The stats page seems to be an hour ahead.
That may be why Dyyryath's stats are negative.

Brian the Fist
01-30-2003, 05:22 PM
You were correct, the clocks jumped ahead an hour (Daylight savings time maybe??) Thanks for pointing that out, it should be correct now that it may have messed up some external stats computations...

Dyyryath
01-30-2003, 05:39 PM
Didn't hurt mine. That negative number thing was a wholly different issue. Things are great now, thanks Howard! :thumbs:

Alpha_7
01-30-2003, 07:04 PM
Howard just a quick question, is the period where the old protien still gets credit been extended ? Just I was trying to dump all my no net boxes, and it co-incided with outtage, I was hoping stucts haven't been wasted ???

Thanks,
Alpha_7

reader50
01-30-2003, 07:36 PM
My stats are fine too, they had no trouble from the break.

It appears that the server reset totats to pre-break levels at least six times during the first few hours, each time jumping back to the correct running totals on the next update. This didn't break my stats either, but produced some weird rate graphs. It happened recently enough that it might still be going on.

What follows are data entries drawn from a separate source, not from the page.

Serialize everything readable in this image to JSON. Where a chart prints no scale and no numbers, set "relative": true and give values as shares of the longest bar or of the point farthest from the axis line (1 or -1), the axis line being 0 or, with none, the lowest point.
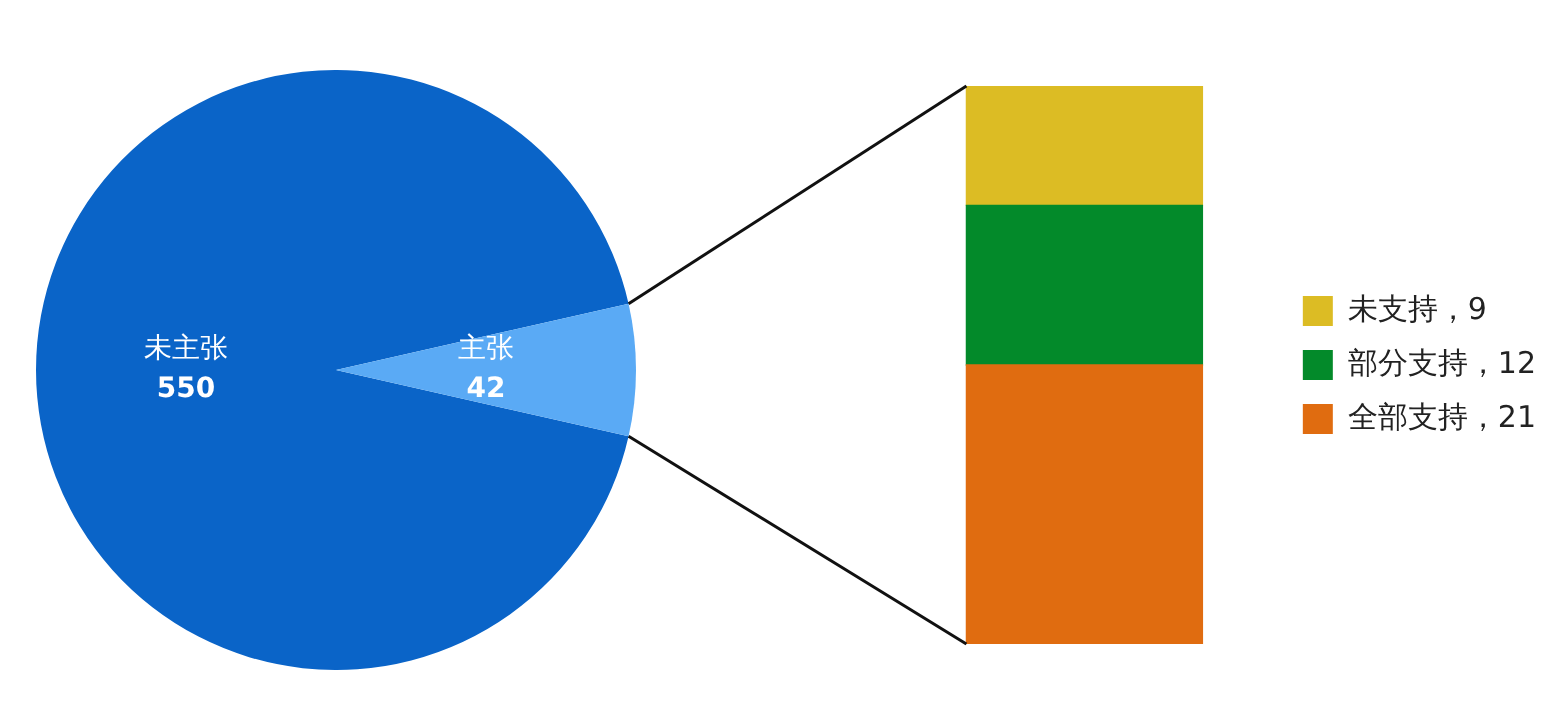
{
  "chart_data": [
    {
      "type": "pie",
      "categories": [
        "未主张",
        "主张"
      ],
      "values": [
        550,
        42
      ],
      "colors": [
        "#0a64c8",
        "#5aaaf5"
      ],
      "data_labels": true
    },
    {
      "type": "bar",
      "stacked": true,
      "categories": [
        null
      ],
      "relative": true,
      "tick_labels": false,
      "legend": "right",
      "series": [
        {
          "name": "全部支持，21",
          "color": "#e06c10",
          "values": [
            0.5
          ]
        },
        {
          "name": "部分支持，12",
          "color": "#038a2a",
          "values": [
            0.286
          ]
        },
        {
          "name": "未支持，9",
          "color": "#dcbc24",
          "values": [
            0.214
          ]
        }
      ]
    }
  ]
}
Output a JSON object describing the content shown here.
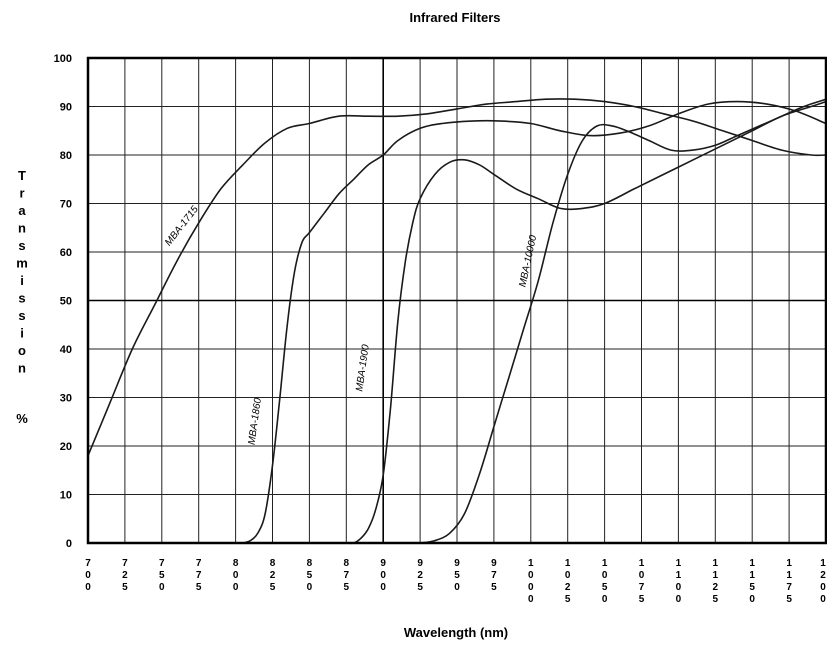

Example (click for larger version)
http://home.earthlink.net/~reader50/forum_posts/dfold_206_st.png (http://home.earthlink.net/~reader50/forum_posts/dfold_206_Graph_stBig.png)
note, the graph was generated from totaling up member accounts, not from the listed total on the stats pages. Though we do use that total in other places.

reader50
01-31-2003, 02:18 AM
Update: it's still happening; I've updated the sample graphs. The server is periodically showing member stats totals from just before the break. Always corrected on the next update.

Dyyryath
01-31-2003, 09:10 AM
Yup, I'm seeing it, too. Very strange...

Brian the Fist
01-31-2003, 09:18 AM
Its not THAT strange - remember there's really more than one server, you get a random one with each request. Assuming your using the teampages.tar.gz thingy, you're only making one request but it could come from a different physical machine each time. I'll go through the machines and see if this file is 'stale' on any of them..

[EDIT]

Yep, CRON had died for some reason on one of them after they were rebooted. Not sure why so if it happens again just let me know otherwise I'll assume it was a fluke.

Dyyryath
01-31-2003, 09:27 AM
Yup, makes sense...